Wouldn't it be wonderful if someone came forward who could translate the writing for you? Nevertheless the pictures themselves tell quite a story in their own right.

Kristin said...

Very interesting. I had a friend who was Filipino and could have translated the card for us but we have lost touch. I should check for her on fb.

Jackie said...

I'm the new girl this is my first visit to sepia Saturday
I have been learning so much as I travel around the different blogs.
I do hope you can find someone to translate for you I would love to know what is written on the cards

anyjazz said...

Glad to run onto someone else who regards cameras and photographs as time machines. That they are.


I've lost touch with a Philippino friend but whenever I heard him speak his dialect, I understood none of it. He claimed it was somewhat derived from Spanish, but I found nothing there that sounded even vaguely familiar. Good luck with that translation.

Great pics BTW!!

Sharon said...

Good luck in getting it translated.

Alan Burnett said...

Wonderful. Those first two sentences could well be the motto for Sepia Saturday. And can there be a better way of being introduced to new aspects of history than by blogs such as yours?

C. Lisa Lee said...

You are right. The musicians were Filipinos. Long history of Filipino band during the American colonial period in the Philippines. The American government established the Philippine Constabulary Band and they travelled around the United States. I believe they played at the inauguration of President Taft and before that they performed at the 1904 St. Louis World Exposition. The band was directed by Lieutenant Colonel Walter H. Loving. If you google his name, you will find a long history of the Phil Constabulary Band and Loving.

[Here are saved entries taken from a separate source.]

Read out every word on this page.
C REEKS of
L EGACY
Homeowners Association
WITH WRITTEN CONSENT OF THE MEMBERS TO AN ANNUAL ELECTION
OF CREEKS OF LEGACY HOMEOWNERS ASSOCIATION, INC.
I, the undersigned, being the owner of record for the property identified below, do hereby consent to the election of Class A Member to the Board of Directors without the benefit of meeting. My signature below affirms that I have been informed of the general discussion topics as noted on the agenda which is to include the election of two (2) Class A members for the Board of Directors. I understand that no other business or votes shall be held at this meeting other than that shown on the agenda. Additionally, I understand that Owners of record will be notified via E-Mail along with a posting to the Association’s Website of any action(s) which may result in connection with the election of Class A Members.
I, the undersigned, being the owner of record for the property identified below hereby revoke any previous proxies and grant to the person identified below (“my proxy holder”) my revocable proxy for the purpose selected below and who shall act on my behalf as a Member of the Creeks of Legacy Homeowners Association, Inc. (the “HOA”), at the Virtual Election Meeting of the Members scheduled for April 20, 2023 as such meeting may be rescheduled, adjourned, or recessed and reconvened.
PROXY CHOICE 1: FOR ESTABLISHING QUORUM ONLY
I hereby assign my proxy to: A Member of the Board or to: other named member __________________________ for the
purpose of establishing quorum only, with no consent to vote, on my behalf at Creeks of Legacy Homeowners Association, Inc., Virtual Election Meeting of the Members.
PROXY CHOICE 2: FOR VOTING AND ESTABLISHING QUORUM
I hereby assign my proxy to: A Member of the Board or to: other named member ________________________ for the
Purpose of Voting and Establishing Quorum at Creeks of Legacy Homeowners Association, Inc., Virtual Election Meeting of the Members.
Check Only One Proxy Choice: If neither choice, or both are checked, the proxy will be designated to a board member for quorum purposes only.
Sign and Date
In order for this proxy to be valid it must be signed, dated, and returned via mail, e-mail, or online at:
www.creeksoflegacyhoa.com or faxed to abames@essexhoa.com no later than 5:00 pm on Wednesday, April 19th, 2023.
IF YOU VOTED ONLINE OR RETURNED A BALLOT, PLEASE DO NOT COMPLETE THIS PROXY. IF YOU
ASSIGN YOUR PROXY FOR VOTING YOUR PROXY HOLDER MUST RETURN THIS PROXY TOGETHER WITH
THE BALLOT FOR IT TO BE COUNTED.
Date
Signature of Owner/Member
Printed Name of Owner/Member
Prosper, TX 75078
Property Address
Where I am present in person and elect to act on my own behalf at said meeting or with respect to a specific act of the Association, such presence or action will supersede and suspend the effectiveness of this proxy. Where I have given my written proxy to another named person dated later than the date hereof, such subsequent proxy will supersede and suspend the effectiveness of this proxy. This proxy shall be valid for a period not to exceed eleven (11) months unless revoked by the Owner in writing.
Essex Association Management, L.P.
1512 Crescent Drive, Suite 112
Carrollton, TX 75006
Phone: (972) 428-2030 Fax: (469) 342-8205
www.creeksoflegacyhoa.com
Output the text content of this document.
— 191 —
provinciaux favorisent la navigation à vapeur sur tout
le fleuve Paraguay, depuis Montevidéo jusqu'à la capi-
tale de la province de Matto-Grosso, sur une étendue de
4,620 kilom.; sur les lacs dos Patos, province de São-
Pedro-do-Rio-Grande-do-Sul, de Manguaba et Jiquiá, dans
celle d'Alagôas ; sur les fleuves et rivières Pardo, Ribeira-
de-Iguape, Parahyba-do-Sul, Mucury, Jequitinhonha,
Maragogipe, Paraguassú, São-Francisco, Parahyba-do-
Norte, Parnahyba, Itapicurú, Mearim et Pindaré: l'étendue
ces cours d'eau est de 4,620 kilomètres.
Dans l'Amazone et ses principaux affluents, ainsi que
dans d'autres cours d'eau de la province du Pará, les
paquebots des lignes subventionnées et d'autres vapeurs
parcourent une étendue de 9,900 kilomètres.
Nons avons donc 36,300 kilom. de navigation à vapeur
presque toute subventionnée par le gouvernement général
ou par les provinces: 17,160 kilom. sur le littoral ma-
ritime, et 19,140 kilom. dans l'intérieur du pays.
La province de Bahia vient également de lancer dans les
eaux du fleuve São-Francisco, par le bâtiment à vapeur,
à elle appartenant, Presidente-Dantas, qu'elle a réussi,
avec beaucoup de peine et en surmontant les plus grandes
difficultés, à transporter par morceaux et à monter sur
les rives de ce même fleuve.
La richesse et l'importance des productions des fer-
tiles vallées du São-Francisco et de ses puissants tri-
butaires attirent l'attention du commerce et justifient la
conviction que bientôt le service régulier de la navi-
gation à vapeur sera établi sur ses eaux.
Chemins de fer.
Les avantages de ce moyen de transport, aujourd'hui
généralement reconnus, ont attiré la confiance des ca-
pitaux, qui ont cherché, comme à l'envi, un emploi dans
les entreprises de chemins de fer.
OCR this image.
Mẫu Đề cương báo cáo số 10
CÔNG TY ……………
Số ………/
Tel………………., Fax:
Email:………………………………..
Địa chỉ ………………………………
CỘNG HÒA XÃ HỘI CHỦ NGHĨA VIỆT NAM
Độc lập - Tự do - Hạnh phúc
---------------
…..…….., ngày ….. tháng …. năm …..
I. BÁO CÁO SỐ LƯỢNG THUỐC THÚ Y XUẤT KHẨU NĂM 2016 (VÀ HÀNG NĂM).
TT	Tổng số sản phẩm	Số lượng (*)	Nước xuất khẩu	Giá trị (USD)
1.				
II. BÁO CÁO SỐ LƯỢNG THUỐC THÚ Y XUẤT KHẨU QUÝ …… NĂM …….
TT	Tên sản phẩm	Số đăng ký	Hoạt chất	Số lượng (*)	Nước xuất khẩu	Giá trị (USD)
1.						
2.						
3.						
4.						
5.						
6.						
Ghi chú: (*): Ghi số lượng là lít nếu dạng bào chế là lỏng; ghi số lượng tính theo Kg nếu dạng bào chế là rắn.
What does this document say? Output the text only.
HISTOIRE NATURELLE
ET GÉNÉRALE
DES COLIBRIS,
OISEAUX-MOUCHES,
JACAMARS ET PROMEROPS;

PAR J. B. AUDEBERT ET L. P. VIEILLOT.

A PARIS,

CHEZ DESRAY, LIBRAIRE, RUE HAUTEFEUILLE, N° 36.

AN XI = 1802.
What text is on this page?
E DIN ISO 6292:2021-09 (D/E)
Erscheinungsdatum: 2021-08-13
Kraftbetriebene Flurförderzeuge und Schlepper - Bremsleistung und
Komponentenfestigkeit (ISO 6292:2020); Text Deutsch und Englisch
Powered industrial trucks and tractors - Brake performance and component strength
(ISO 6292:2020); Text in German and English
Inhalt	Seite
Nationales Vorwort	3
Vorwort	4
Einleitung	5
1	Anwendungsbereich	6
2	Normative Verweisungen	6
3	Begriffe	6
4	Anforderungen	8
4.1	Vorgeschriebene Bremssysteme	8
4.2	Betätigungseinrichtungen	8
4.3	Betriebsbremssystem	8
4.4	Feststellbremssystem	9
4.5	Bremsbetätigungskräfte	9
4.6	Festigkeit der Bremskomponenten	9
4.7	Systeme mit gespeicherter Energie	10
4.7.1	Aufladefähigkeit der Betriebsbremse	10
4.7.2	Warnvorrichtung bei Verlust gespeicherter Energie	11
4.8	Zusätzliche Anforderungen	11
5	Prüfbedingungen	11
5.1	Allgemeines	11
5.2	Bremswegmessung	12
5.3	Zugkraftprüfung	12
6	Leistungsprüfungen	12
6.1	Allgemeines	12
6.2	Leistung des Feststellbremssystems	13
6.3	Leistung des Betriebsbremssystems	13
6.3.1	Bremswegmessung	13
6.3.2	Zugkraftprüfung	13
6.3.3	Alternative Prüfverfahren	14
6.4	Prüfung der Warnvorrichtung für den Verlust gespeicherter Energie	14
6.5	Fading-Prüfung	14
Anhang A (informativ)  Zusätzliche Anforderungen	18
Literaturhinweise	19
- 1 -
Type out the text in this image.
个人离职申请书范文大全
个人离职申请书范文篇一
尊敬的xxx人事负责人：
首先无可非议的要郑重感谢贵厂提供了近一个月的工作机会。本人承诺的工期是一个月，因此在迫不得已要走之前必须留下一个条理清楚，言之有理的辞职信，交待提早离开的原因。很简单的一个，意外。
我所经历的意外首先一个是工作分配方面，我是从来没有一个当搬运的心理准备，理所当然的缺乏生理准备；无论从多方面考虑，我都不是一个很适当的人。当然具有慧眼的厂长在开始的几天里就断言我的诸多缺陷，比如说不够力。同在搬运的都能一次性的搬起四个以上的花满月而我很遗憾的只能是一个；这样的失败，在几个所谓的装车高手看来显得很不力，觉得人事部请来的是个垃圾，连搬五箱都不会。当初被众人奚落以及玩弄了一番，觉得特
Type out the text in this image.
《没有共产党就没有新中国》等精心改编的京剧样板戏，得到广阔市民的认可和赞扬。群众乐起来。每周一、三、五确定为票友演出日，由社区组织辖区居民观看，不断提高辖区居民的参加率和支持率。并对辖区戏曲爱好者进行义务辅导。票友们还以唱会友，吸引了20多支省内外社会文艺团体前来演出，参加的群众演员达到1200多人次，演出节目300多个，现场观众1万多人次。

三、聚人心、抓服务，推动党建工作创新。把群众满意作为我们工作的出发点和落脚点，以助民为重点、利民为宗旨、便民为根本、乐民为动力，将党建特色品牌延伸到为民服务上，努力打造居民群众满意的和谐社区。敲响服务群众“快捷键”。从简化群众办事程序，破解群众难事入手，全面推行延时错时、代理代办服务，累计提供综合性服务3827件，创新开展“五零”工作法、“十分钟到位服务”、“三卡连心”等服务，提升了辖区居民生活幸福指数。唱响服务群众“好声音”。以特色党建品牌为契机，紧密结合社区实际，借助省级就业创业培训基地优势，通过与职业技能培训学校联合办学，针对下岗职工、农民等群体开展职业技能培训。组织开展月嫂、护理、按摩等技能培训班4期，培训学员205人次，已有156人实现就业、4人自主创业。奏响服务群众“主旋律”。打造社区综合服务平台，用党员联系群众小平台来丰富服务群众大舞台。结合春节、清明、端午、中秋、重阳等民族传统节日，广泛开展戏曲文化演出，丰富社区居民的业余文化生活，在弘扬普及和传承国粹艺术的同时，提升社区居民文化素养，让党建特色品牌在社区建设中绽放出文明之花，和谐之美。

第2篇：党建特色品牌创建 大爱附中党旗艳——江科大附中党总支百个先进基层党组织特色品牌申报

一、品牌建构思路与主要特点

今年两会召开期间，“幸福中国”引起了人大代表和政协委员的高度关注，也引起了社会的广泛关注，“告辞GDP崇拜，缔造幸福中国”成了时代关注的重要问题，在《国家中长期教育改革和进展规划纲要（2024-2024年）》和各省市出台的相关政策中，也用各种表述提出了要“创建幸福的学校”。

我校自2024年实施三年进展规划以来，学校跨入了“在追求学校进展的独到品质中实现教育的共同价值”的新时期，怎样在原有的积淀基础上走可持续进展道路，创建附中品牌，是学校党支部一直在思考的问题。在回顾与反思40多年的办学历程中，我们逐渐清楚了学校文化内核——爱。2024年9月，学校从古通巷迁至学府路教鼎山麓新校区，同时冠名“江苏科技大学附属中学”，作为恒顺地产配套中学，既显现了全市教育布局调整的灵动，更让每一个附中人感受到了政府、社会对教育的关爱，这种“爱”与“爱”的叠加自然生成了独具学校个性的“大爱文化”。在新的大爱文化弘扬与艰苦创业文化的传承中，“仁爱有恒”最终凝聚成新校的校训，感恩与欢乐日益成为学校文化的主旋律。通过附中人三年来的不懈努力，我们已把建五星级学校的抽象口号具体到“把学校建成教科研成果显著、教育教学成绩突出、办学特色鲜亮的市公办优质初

The text is indeed written in Tagalog and written in an older version of the alphabet meaning some of the words are no longer spelled this way, but still phonetically correct. Example is that the letter "c" is no longer used in the Tagalog alphabet and replaced by "k", etc. etc....and the word Caibigan means "Friend" but also can be "My friend" when used in this informal context.

The handwriting is hard to decipher but some I can understand..From what I can read it said the following "Caibigan tangapin mo itong retrato. Ito ay kuha noong cami _ _ g cacaa _ _ _ sa Bus_ _ _ at nag cataon na cami ay na Cam _ _ _ _ sa isang bahay na malaki. Caya pag _ _ _ _ _ _ na ito ay ano pang __ _ _ ay mapapagdalhan kita ng isang maigueng _ _ _ (the rest are illegible.)

Translation: T-Tagalog E-English

T: Caibigan tangapin mo itong retrato.
E: My Friend, please accept this photograph. (Retrato is the Spanish word for photograph/picture.

*During the 1900s, many Filipinos still mix native and loan words. Our official language (Pilipino contains more than 3,000 loan words from Spain.

T: Ito ay kuha noong cami _ _ g cacaa _ _ _ sa Bus_ _ _ at nag cataon na cami ay na Cam _ _ _ _ sa isang bahay na malaki.
E: This picture was taken when we were _ _ g at Bus _ _ _ (illegible) and it so happened we were (illegible) in a huge house.

T: Caya pag _ _ _ _ _ _ na ito ay ano pang __ _ _ ay mapapagdalhan kita ng isang maigueng _ _ _ (the rest are illegible.)

E: That is why _ _ _ _ _ _ (illegible) this one at any other _ _ _ I will send you one good _ _ _ (illegible). The rest are illegible.

Hope this helps a little. Thanks for sharing your wonderful article, pictures and the postcard!


Mike Brubaker said...

Thank you, Lisa, for your translation and confirmation that the language on the postcard was Tagalog. The history of the Philippines and the United States deserves to be better known. I continue to find other examples of Filipino musicians in early U. S. Navy bands. There is one in my story on the The Navy Band of the USS Minneapolis.